Brazil has a total of 3.7 million working minors.
To eradicate child labour, Brazil has implemented a programme offering subsidies to households below the poverty line.
“That’s not enough,” said Lelio Bentes, minister of Brazil’s Supreme Court of Labour and coordinator of the Justice of Labour’s Committee to Eradicate Child Labour.
Official figures show that the child labour ratio has fallen to 8.3 per cent in 2011 from 19.6 per cent in 1992, though a large number of Brazilian children aged from five to 17 continue to be exploited.
Experts are not optimistic about the government’s plan to eradicate child labour by 2015.
“We will not be able to meet that goal,” said Bentes.
Bentes noted that most counter-measures are in family farms to end domestic child labour, stressing the need for “new strategies”.

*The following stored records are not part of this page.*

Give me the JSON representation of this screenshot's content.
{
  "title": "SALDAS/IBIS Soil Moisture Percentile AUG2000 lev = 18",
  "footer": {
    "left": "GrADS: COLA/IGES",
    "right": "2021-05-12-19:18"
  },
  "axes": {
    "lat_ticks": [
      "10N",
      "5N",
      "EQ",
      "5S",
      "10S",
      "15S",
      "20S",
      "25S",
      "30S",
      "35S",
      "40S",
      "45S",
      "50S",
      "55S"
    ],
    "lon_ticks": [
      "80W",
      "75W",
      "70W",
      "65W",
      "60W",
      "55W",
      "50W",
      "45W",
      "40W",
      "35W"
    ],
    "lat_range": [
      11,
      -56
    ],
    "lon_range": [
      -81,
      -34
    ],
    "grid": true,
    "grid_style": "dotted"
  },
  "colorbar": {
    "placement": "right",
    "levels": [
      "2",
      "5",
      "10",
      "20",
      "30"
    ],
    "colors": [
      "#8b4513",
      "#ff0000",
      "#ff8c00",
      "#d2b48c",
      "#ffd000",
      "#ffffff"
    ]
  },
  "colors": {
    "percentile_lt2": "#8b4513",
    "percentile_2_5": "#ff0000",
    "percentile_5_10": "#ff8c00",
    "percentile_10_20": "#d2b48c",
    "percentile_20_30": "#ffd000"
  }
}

There are some 215 million child labourers worldwide, half of whom in hazardous or illegal jobs, according to the International Labour Organisation.
The agency has called for eradication of child labour around the world by 2016.
An international conference on children will be held in the capital Brasilia in October.
Brazil hosted the Earth summit in 2012 and will host a World Cup and an Olympics in the next three years.
Brazil has lifted 20 million people out of poverty and catapulted them into the middle class through its famed social welfare programmes.